Seasonal spreads

Discussion in 'Journals' started by hrokling, Apr 23, 2007.

  1. Some thoughts:

    -- I suspect that this kind of trading is prone to large losses. It is probably a good thing to use relatively modest stops, based on either the required margin or historical profit for the trade. Or at least, have 2 trades on, and close out one of them at a modest stoploss, to reduce exposure to large losses.

    -- you are hammered multiple times with losses greater than $2000, which wipes out a lot of the small profits you realized. I am not saying to use a $50 stop, but the point of using spreads is to have limited risk. However, you are banking the kind of losses people get with outright positions.

    -- And stops need to be placed ahead of time, not "mental stops." As you mentioned, you got distracted. You need some kind of GTC positions to get you out when things get bloody.

    -- It might would make sense to have a large profit target. Based on my recollection of MRCI, they have a tendency to show a large profit, and then have it quickly turn into a loss. Positional trading in volatile markets like this past couple of years requires a lot of discipline. Having a $5000 profit turn into a $5000 loss can ruin position trading. You don't want small profit targets, but letting large profits get away can kill you in the end.

    -- You are not showing your maximum favorable excursion (MFE) and maximum adverse excursion (MAE) for your trades. Without knowing the best and worst each trade was during its life, it is hard to analyze how money management may have helped/harmed your trades. I agree, blindly getting in and out on the dates is probably not the best.

    I would be curious to know how your objective of overbought and oversold functioned. I am not much of a TA person, but you listed a goal, and did no analysis to see how it performed...

    I am also curious, that given your Performance on this, what other types of trading you mentioned are more intesting. This experiment seemed to be a reasonably good use of capital...
     
    #381     Jul 29, 2009
  2. TraderZones, thanks for taking the time and for interesting questions.

    Yes, exactly. That's what I've been using. I think earlier I did at least outline the thinking of my stoploss, if not the whole formula.

    I'm comfortable with this type of swings in equity, as I know it pays off IF you have positive expectancy (of which I'm now convinced seasonal spreading offers, although I didn't know so at the start of the campaign). The small profits or losses are not that important in my opinion, they're seasonality that just didn't work out as they have in the past. The profit targets were not really that small.

    I agree, if it was possible. However, this isn't (wasn't?) reliable with IB - and definitely not possible for spreads where you had to manually leg in. Of course if you use a floor broker, it's different. I always left GTC limits for entry and exit when it was exchange traded spreads (grains, eurodollars etc).

    I agree, that's also my experience. I had very large profit targets in fact, but also experimented with two targets. And yes, the spread movement can turn on a dime - there's a spike and then a turnaround. I've especially seen this in energies with RB and HO.

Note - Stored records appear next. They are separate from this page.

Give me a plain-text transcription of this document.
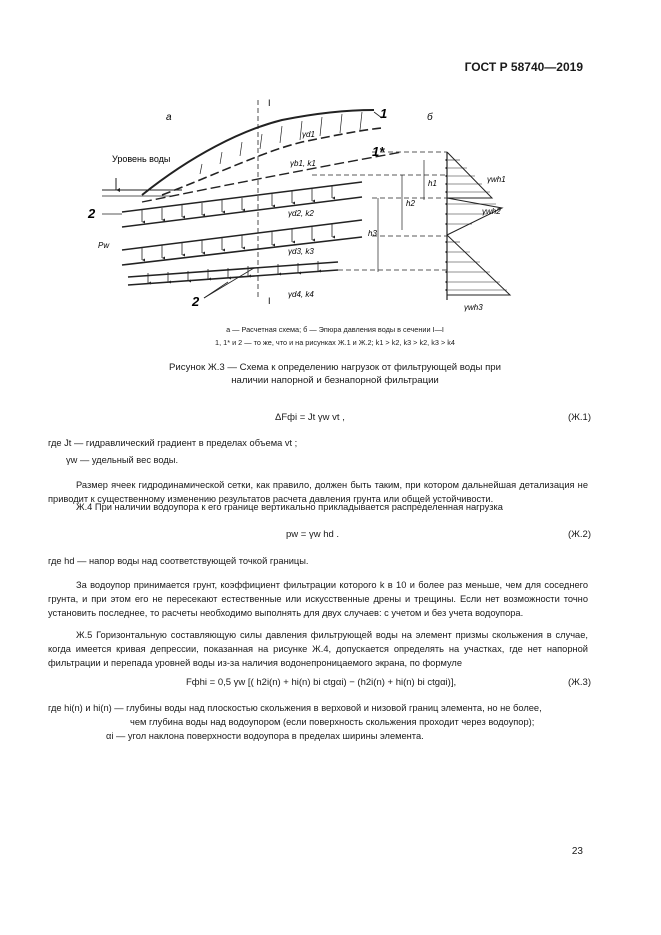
ГОСТ Р 58740—2019
а	б
I
I
Уровень воды
γd1
γb1, k1
γd2, k2
γd3, k3
γd4, k4
1
1*
2
2
Pw
h1
h2
h3
γwh1
γwh2
γwh3
а — Расчетная схема; б — Эпюра давления воды в сечении I—I
1, 1* и 2 — то же, что и на рисунках Ж.1 и Ж.2; k1 > k2, k3 > k2, k3 > k4
Рисунок Ж.3 — Схема к определению нагрузок от фильтрующей воды при
наличии напорной и безнапорной фильтрации
ΔFфi = Jt γw vt ,	(Ж.1)
где Jt — гидравлический градиент в пределах объема vt ;
γw — удельный вес воды.
Размер ячеек гидродинамической сетки, как правило, должен быть таким, при котором дальнейшая детализация не приводит к существенному изменению результатов расчета давления грунта или общей устойчивости.
Ж.4 При наличии водоупора к его границе вертикально прикладывается распределенная нагрузка
pw = γw hd .	(Ж.2)
где hd — напор воды над соответствующей точкой границы.
За водоупор принимается грунт, коэффициент фильтрации которого k в 10 и более раз меньше, чем для соседнего грунта, и при этом его не пересекают естественные или искусственные дрены и трещины. Если нет возможности точно установить последнее, то расчеты необходимо выполнять для двух случаев: с учетом и без учета водоупора.
Ж.5 Горизонтальную составляющую силы давления фильтрующей воды на элемент призмы скольжения в случае, когда имеется кривая депрессии, показанная на рисунке Ж.4, допускается определять на участках, где нет напорной фильтрации и перепада уровней воды из-за наличия водонепроницаемого экрана, по формуле
Fфhi = 0,5 γw [( h2i(n) + hi(n) bi ctgαi) − (h2i(n) + hi(n) bi ctgαi)],	(Ж.3)
где hi(n) и hi(n) — глубины воды над плоскостью скольжения в верховой и низовой границ элемента, но не более,
чем глубина воды над водоупором (если поверхность скольжения проходит через водоупор);
αi — угол наклона поверхности водоупора в пределах ширины элемента.
23
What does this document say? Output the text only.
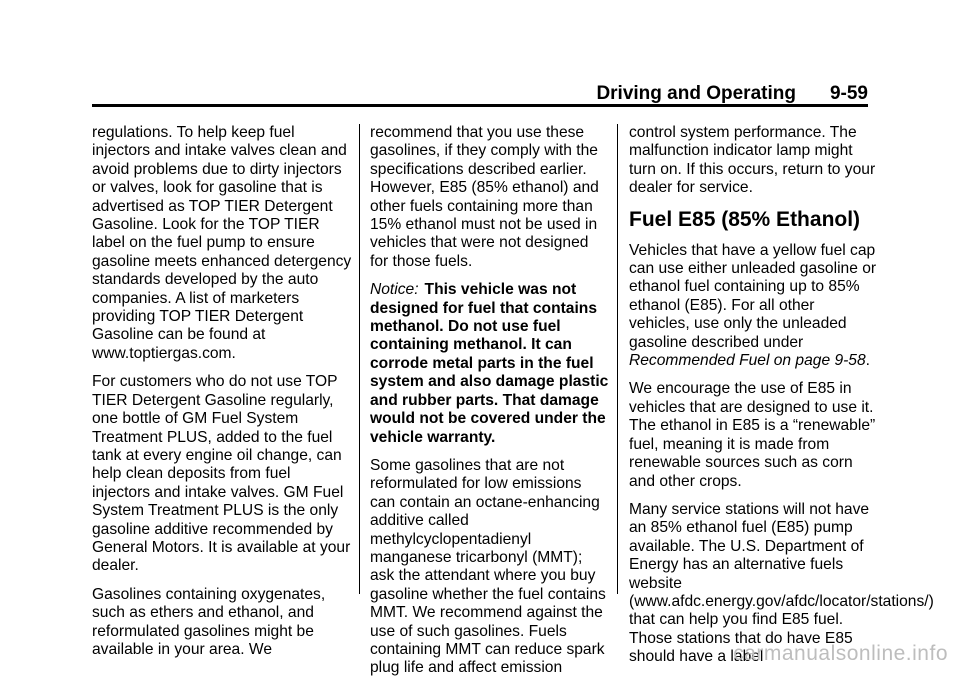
Driving and Operating 9-59

regulations. To help keep fuel injectors and intake valves clean and avoid problems due to dirty injectors or valves, look for gasoline that is advertised as TOP TIER Detergent Gasoline. Look for the TOP TIER label on the fuel pump to ensure gasoline meets enhanced detergency standards developed by the auto companies. A list of marketers providing TOP TIER Detergent Gasoline can be found at www.toptiergas.com.

For customers who do not use TOP TIER Detergent Gasoline regularly, one bottle of GM Fuel System Treatment PLUS, added to the fuel tank at every engine oil change, can help clean deposits from fuel injectors and intake valves. GM Fuel System Treatment PLUS is the only gasoline additive recommended by General Motors. It is available at your dealer.

Gasolines containing oxygenates, such as ethers and ethanol, and reformulated gasolines might be available in your area. We

recommend that you use these gasolines, if they comply with the specifications described earlier. However, E85 (85% ethanol) and other fuels containing more than 15% ethanol must not be used in vehicles that were not designed for those fuels.

Notice: This vehicle was not designed for fuel that contains methanol. Do not use fuel containing methanol. It can corrode metal parts in the fuel system and also damage plastic and rubber parts. That damage would not be covered under the vehicle warranty.

Some gasolines that are not reformulated for low emissions can contain an octane-enhancing additive called methylcyclopentadienyl manganese tricarbonyl (MMT); ask the attendant where you buy gasoline whether the fuel contains MMT. We recommend against the use of such gasolines. Fuels containing MMT can reduce spark plug life and affect emission

control system performance. The malfunction indicator lamp might turn on. If this occurs, return to your dealer for service.

Fuel E85 (85% Ethanol)

Vehicles that have a yellow fuel cap can use either unleaded gasoline or ethanol fuel containing up to 85% ethanol (E85). For all other vehicles, use only the unleaded gasoline described under Recommended Fuel on page 9-58.

We encourage the use of E85 in vehicles that are designed to use it. The ethanol in E85 is a “renewable” fuel, meaning it is made from renewable sources such as corn and other crops.

Many service stations will not have an 85% ethanol fuel (E85) pump available. The U.S. Department of Energy has an alternative fuels website (www.afdc.energy.gov/afdc/locator/stations/) that can help you find E85 fuel. Those stations that do have E85 should have a label

carmanualsonline.info
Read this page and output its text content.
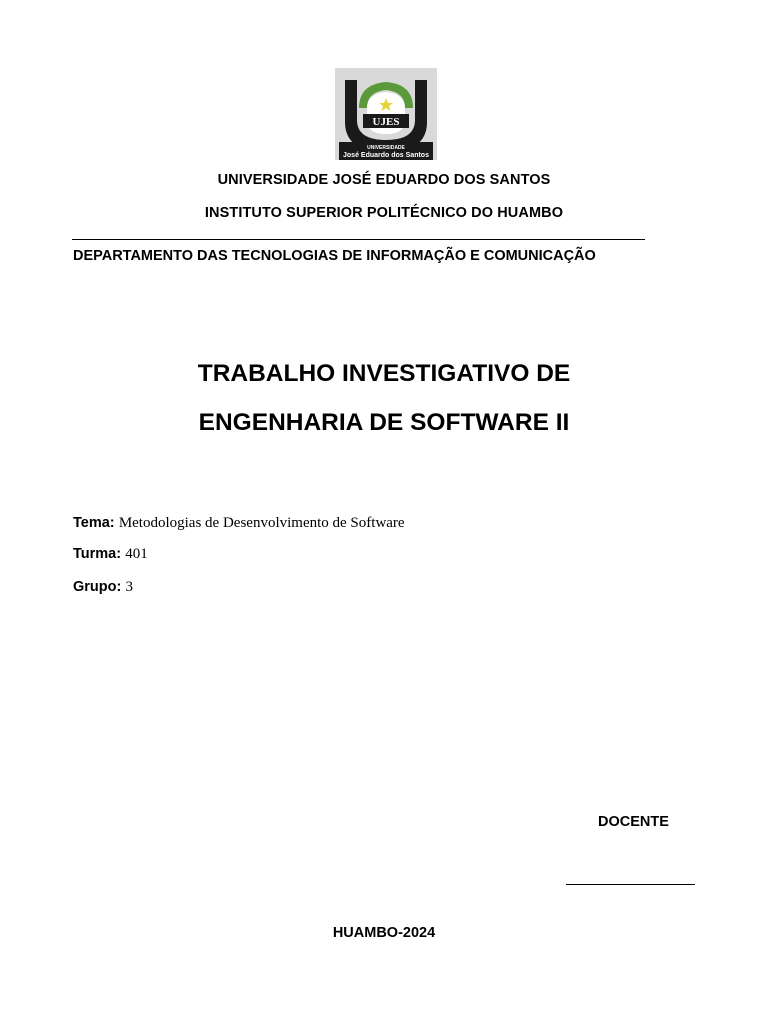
UJES
UNIVERSIDADE
José Eduardo dos Santos
UNIVERSIDADE JOSÉ EDUARDO DOS SANTOS
INSTITUTO SUPERIOR POLITÉCNICO DO HUAMBO
DEPARTAMENTO DAS TECNOLOGIAS DE INFORMAÇÃO E COMUNICAÇÃO
TRABALHO INVESTIGATIVO DE
ENGENHARIA DE SOFTWARE II
Tema: Metodologias de Desenvolvimento de Software
Turma: 401
Grupo: 3
DOCENTE
HUAMBO-2024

    I agree that MFE and MAE is very important. I have these calculations in my spreadsheet, I've deliberately only shown the P&L with the entries and exits here - but I stopped calculating this in Sep 07 as it was pretty time consuming and something I did from time to time, not continously.

    Ok, that is a super question. I don't know if you've read the whole thread, but I have a long background from mainly equities. I found my experience very helpful when I stepped foot in the commodities markets of which I was a complete and utter rookie. I think at times a simple moving average can be helpful, and isn't it Joe Ross who uses stochastics a lot? Anyway, I think TA in this context is more of a tool than a complete solution, and you really need to apply some discretion. And when the window of opportunity for a spread starts to creep up, you start to follow that spread more carefully and "notice" whether it's starting to break out to the upside. An additional idea could be a simple Donchian channel, used by trend followers.

    Other People's Money can often be far more lucrative if there's enough of it... But from Feb 08 to last fall I had to step away from the markets for family reasons, and the final part of the year was so part-time that I could only scalp.

    As for pursuing this, what I really want to do with it is to expand the number of spreads and work a lot more on the research side of it. There is so much more to it - meats and additional grain spreads are probably where I'll start looking. The benefits of havin even more spreads to diversify on are obvious, like you also touched upon with the large losses. I'll also add that the capital used here was so small that the position sizing ended up a bit imprecise.

    Another thought on capital would be how much size you can do. Thankfully, more and more commodities are getting active electronic trading. But a market like Oats, there are limits to how large a position you can do unless you go to the floor brokers (which is possible of course).